2. If it alternates from 2wd/4wd at 1 second intervals, the problem is the Engine Brake Actuator.
3. If it alternates from 2wd/4wd at 2 second intervals, the problem is both the selectable 2wd/4wd actuator and Engine brake actuator. 
__________________
Hope this helped you,
Zack


----------



## IBBruin (Feb 10, 2009)

If you did that from memory you're good! lol


----------



## zacksbf (Sep 11, 2009)

lol. I wish.. looked it up real quick


----------



## mr green (Sep 1, 2009)

it has to be the selectable 2wd/4wd actuator it flashes faster than 1 sec. when the go bad to they buss like mine is doing and is there a way to clean them or when they go bad there bad? thanks for the help guys i would be lost!


----------



## zacksbf (Sep 11, 2009)

Yes, they can be disassembled and clean. This works if it is a connection issue inside the actuator. The dealership is proud of them new so if cleaning it doesn't fix it check the WTS sections on the forums for someone parting out a bike or ebay. Unless your in a big hurry then lighten up that wallet at the stealership.


----------



## mr green (Sep 1, 2009)

now let me ask a really stupid question which one is the 2wd/4wd actuator? where is it located


----------



## hondarecoveryman (Feb 28, 2009)

Located where the shaft goes into the front diff. cant miss it


----------



## IBBruin (Feb 10, 2009)

Here's a couple of "How To's" Lot's of good info. 
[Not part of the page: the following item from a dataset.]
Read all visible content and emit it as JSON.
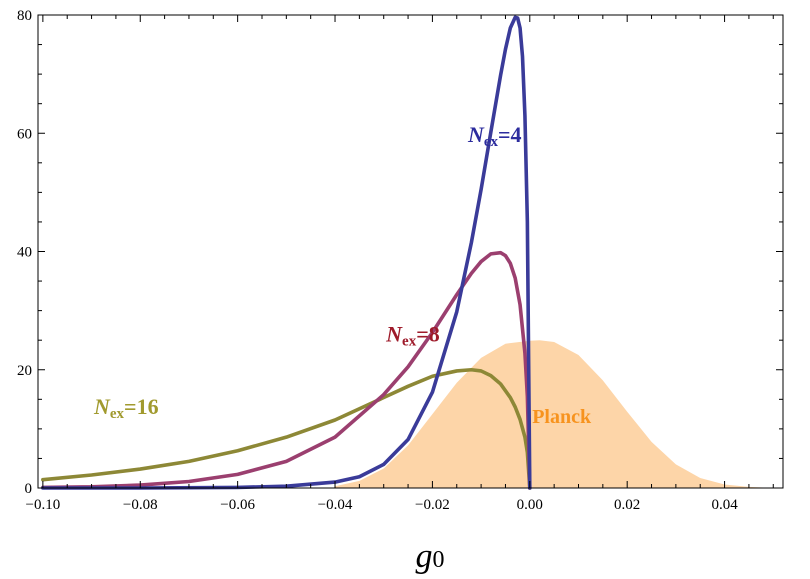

http://www.mudinmyblood.net/forum/showthread.php?t=1033

http://www.mudinmyblood.net/forum/showthread.php?t=660


----------



## zacksbf (Sep 11, 2009)

That top video is an awesome detailed video of exactly how you should clean it up. When those magnets come loose they bind up the actuator which causes it to buzz but then bind and not engage. Some people even start popping fuses due to it. Then the other things he noted like the rust on the main shaft will cause binding and the rust on the motor will cause it to not get a good connection against the magnets or "brushes". Its the same concept at any electric powered hand tool you have that you can see the sparking inside the motor as it passes the brushes or magnets. If its not firing properly across the brushes it will loose performance and or stop working.


----------



## mr green (Sep 1, 2009)

hey thanks again for all your help.


----------



## mr green (Sep 1, 2009)

well i cleaned th 2wd/4x4 acutuator and put it on the battery charger and it worked fine reinstalled it an it didnt fix the problem. so im still stumped switch checked out ok to. any body???:banghead:


----------



## smokin_6.0 (Jun 21, 2009)

when you put it back in where was the block on the shaft that goes in the diff located? also was the space in the magnets that cover the motor on the actuator aligned with the long bolt?


----------



## mr green (Sep 1, 2009)

i did the reset mode for the bolck i put the long bolt between the gaps of the magnets.


----------



## mr green (Sep 1, 2009)

ok battery checked out ok im getting power to the front diff 2x2/4x4 actuator moter to do the reset i put it on a battery charger and it spun great why wont it put this darn thing in 4x4 when i reinstall the actuator back in the diff and flip the 4x4 switch i checked the switch out with a meter and its good anybody have a clue???


----------



## 650Brute (Dec 18, 2008)

I'm perplexed...


----------



## drtj (May 3, 2009)

Check the wires for m ur switch to the actuator. Check all connections. Pull fuse box out check all wires going into the bottom of fuse box.


----------



## twilight124 (Nov 26, 2009)

*No power to 4wd actuator.*

All fuses good!! Actuator motor is working but no power to actuator?? What the hell is going on?


----------



## Brute650i (Dec 17, 2008)

If the rubber around the switch has a cut in it then you may want to take it apart and clean it. Mine did the same thing and that's what was wrong had a lot of mud and corrosion in it. Replaced the switch and everything worked fine again.


----------